I shrug, speechless, wishing I can disappear and not hear the rest.
“However, The Pillar had a problem,” the Chessmaster says. “The Cheshire Cat.”
“What about him?”
“They’d always been rivals and hated each other in Wonderland. Not in a good verses bad way, but bad versus bad. They competed on who was the most evil, who killed and hurt more people. No one could ever stop them,” the Chessmaster said. “But the Cheshire always topped The Pillar with his ability to possess souls. His nine lives.”
“And?”
“The Pillar agreed to help you with finding the keys for Black Chess, under one condition. That you help him with a ritual that would grant him, not nine lives, but fourteen, so he can top the Cheshire.”
“You can’t be serious.” Strings of the rest of the story knit before my eyes. A jigsaw of a puzzle completing itself, too soon for me to take it all in.
“The ritual had you kill fourteen innocent people and use their blood or souls or whatever, with another fourteen people.”
“Why?”
“It created a bond of fourteen souls and granted The Pillar fourteen lives.” The Chessmaster had completed the reorganizing of the chessboard. “Fourteen Wonderlanders who have the blood of another fourteen innocent Wonderlanders inside them. Fourteen Wonderlanders who carried part of The Pillar’s soul. So if he dies, he can use one of the others.”
“That’s the creepiest story I’ve ever heard.”
“Not creepier than the Cheshire’s grin,” the Chessmaster remarks. “The fourteen had to carry The Pillar’s chosen name. Carter Pillar. They were granted immortality and lived long enough to follow him into modern day Oxford.”
“They lived that long?”
“Carrying his fourteen lives so he can beat the Cheshire Cat.”
“I don’t believe this. The Pillar can be borderline bad, but not this evil.”
“Why do you think he made you find the Cheshire Cat on your first mission?” the Chessmaster argues. “He wanted you to rid him of his nine lives, but you failed and the Cheshire got his mask back. This was the only reason to do so.”
“You’re lying.”
“Really? How about the Executioner?”
“What about him?”
“You think you and The Pillar went to Mushroomland to save the world from him? This was The Pillar’s plan all along.”
“How so? This doesn’t make the faintest of sense.”
“The Executioner was one of the fourteen. And one of two people who carried The Pillar’s soul and betrayed him.”
“Betrayed him how?”
“They used another Wonderlastic ritual where he managed to keep the soul and The Pillar’s powers for himself,” the Chessmaster says. “So The Pillar, in his utmost vengeance, decided to kill them all, and the hell with immortality.”
“And lose the fourteen powerful lives that easy?”

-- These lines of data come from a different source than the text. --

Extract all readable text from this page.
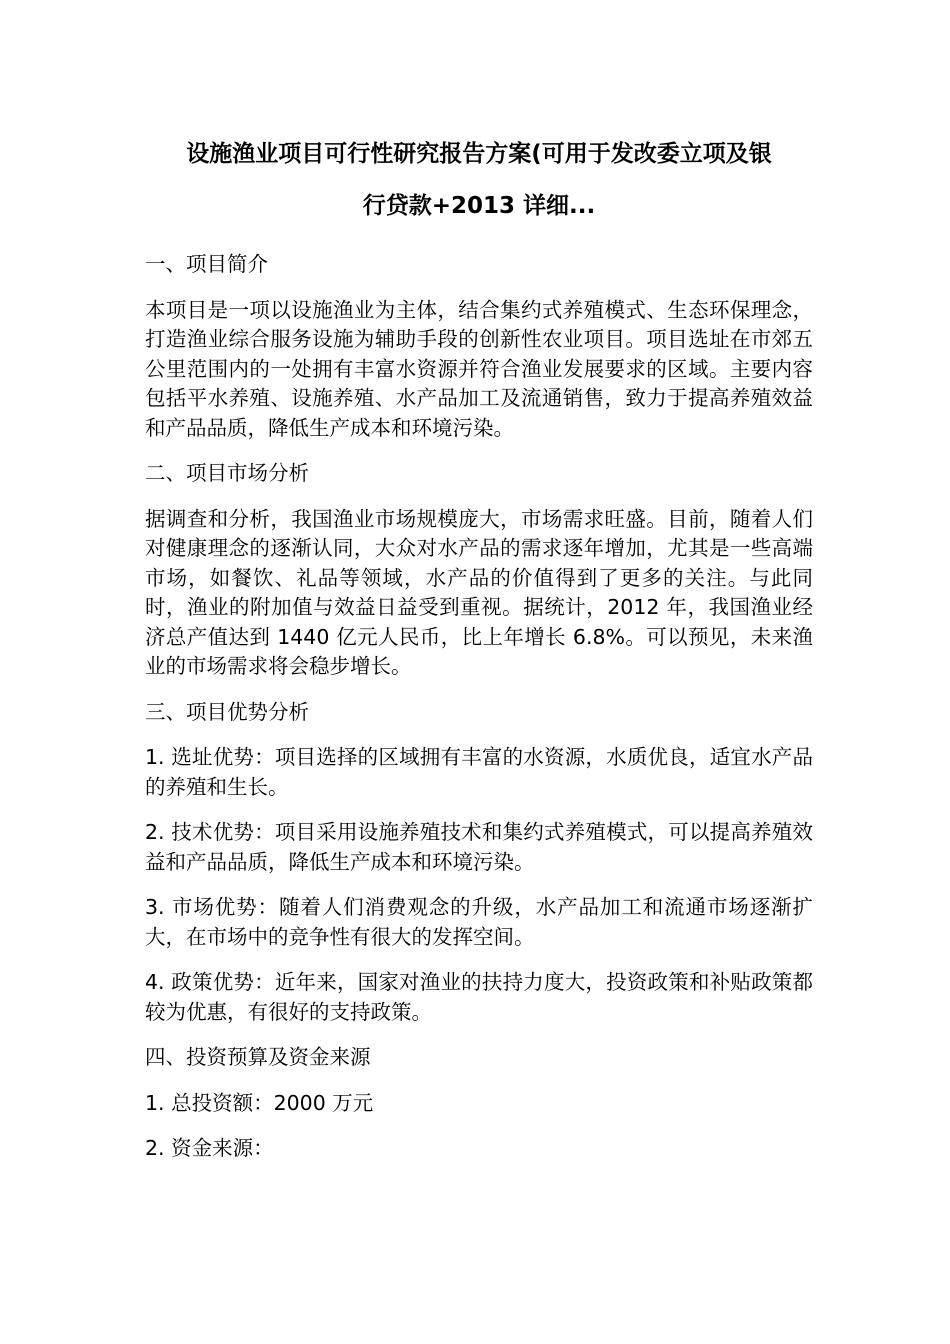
设施渔业项目可行性研究报告方案(可用于发改委立项及银
行贷款+2013 详细...

一、项目简介

本项目是一项以设施渔业为主体，结合集约式养殖模式、生态环保理念，打造渔业综合服务设施为辅助手段的创新性农业项目。项目选址在市郊五公里范围内的一处拥有丰富水资源并符合渔业发展要求的区域。主要内容包括平水养殖、设施养殖、水产品加工及流通销售，致力于提高养殖效益和产品品质，降低生产成本和环境污染。

二、项目市场分析

据调查和分析，我国渔业市场规模庞大，市场需求旺盛。目前，随着人们对健康理念的逐渐认同，大众对水产品的需求逐年增加，尤其是一些高端市场，如餐饮、礼品等领域，水产品的价值得到了更多的关注。与此同时，渔业的附加值与效益日益受到重视。据统计，2012 年，我国渔业经济总产值达到 1440 亿元人民币，比上年增长 6.8%。可以预见，未来渔业的市场需求将会稳步增长。

三、项目优势分析

1. 选址优势：项目选择的区域拥有丰富的水资源，水质优良，适宜水产品的养殖和生长。

2. 技术优势：项目采用设施养殖技术和集约式养殖模式，可以提高养殖效益和产品品质，降低生产成本和环境污染。

3. 市场优势：随着人们消费观念的升级，水产品加工和流通市场逐渐扩大，在市场中的竞争性有很大的发挥空间。

4. 政策优势：近年来，国家对渔业的扶持力度大，投资政策和补贴政策都较为优惠，有很好的支持政策。

四、投资预算及资金来源

1. 总投资额：2000 万元

2. 资金来源：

“You’re acting like you don’t know him. He is the devil in disguise. He has no friends. He hurt Fabiola. He played you and played the world. The fourteen’s betrayal was only met with death in The Pillar’s book.”
I try to connect the dots, and it strikes me that The Pillar only killed twelve people before being admitted to the asylum. Those, plus the Executioner, are thirteen. If the Chessmaster is right, then someone is missing. “Those are thirteen. One’s missing.”

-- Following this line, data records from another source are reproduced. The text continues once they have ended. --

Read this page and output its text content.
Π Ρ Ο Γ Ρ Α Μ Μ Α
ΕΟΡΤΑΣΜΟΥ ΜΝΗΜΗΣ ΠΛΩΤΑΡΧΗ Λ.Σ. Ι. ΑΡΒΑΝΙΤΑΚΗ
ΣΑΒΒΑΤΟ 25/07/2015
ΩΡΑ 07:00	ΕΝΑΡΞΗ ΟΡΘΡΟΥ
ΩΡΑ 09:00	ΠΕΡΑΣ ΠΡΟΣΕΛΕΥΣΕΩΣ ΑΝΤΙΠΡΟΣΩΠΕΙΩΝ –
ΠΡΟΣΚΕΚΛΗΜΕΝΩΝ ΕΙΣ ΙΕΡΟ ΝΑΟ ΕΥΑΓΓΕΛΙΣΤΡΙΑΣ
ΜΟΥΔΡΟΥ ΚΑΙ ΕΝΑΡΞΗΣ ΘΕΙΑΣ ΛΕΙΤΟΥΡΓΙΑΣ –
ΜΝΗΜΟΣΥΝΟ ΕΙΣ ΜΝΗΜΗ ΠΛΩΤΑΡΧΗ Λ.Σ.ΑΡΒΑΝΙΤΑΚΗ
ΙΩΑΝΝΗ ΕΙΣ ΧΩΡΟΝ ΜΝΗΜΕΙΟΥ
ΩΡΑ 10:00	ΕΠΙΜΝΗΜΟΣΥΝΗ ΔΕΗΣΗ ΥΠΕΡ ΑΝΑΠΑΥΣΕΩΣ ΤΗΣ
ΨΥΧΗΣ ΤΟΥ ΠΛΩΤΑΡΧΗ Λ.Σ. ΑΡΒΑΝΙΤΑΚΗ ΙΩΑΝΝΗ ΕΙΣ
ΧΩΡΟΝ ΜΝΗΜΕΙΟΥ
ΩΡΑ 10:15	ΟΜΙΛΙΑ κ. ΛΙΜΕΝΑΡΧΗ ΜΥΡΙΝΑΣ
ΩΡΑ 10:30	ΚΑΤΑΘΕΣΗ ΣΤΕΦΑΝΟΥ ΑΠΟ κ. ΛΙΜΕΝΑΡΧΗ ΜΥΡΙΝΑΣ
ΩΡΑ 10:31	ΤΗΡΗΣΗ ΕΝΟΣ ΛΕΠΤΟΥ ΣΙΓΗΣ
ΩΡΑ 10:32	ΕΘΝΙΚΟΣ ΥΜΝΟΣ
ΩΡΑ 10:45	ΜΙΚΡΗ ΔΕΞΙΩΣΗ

“The one that got away.” The Chessmaster laughs in a loud roar, the desire to burn the world showing in his eyes. “The one reason The Pillar is still there with you. The reason why he hasn’t killed you yet. Because he was hoping you can lead him to the one who got away.”

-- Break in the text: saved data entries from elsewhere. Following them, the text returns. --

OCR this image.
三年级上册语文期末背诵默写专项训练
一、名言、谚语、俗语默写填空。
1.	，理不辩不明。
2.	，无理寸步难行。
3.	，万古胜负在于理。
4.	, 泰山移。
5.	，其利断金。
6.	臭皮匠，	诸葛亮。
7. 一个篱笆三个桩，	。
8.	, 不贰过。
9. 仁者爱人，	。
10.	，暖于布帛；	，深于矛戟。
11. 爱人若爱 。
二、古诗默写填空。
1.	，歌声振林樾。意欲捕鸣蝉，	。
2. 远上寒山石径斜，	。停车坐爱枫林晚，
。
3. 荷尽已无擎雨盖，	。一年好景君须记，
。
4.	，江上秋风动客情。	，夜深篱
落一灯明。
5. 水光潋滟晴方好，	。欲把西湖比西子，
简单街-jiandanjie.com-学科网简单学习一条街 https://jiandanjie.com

I sit opposite to the Chessmaster, contemplating what to believe. Half of his story makes sense. The rest, no so much. I’ve been working on warming up to The Pillar for all these weeks, tolerating one thing after another. What has really won me over was his belief in me, and helping me become a better person. How could this be an act? How?
“Let’s say I believe you,” I tell the Chessmaster. “How did you become Death?”
“Part of the ritual,” he claims. “There was no Death before in Wonderland. Lewis, being the happy puppy and child inside a man that he was, wanted Wonderland to be deathless. But the ritual demanded the sacrifice to give something back to the forces of evil. And that was Death,” he stares me in the eyes. “And, as The Pillar had killed my family, I accepted the position to create balance in the universe.”